The deadline for issuing JR of a grant of planning permission is six weeks, but the Court has a power under CPR 3.1(2)(a) to extend the time limit which can be sought after the expiry of the six week period. Mrs Wardlaw sought permission to issue JR out-of-time, arguing that there were “very special reasons” why the Court should do so citing Sales LJ’s judgment in Gerber v Wiltshire Council [2016] 1 WLR 547 at [49].

Reliance was also placed on the High Court decision in Thornton Hall Hotel Ltd v Wirral WBC [2018] PTSR 94 where a judicial review claim against a grant of planning permission was allowed notwithstanding that it had been brought five years out-of-time. In that case the planning permission had erroneously omitted conditions specified by the planning committee, including a five-year time limit on the permission, and the claimant had issued the claim with reasonable speed on becoming aware of the mistake. The judgment was recently upheld on appeal ([2019] EWCA Civ 737).

The Wardlaw JR settled after the developer and Council agreed to revisit the proposal of promoting a second application for identical development on the site.
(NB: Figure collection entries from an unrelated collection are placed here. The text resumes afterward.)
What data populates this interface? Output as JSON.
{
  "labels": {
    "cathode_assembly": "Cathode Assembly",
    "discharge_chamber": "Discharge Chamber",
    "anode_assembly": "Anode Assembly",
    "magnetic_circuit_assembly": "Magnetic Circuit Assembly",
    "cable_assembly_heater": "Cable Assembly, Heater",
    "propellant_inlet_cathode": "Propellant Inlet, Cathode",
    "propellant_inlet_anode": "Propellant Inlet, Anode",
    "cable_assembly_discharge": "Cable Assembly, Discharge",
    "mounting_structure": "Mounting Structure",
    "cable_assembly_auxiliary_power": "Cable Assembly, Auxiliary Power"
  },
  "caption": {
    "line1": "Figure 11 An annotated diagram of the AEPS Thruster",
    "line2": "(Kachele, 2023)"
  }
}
The developer dropped its stance that no HGV condition should be imposed and gave a unilateral undertaking that it would cease implementing the first permission and implement the second permission. Planning permission was subsequently granted.

This settlement meant that Mrs Wardlaw could discontinue her claim because the underlying issues had been resolved and the Council had agreed to pay her costs.”

This is the best result the community could have hoped for. There has been subsequent disquiet from local councillors that this building, so out of scale with local homes, was recommended for approval in the first place. At least now, thanks to a great legal team, the community have the protections that they expected.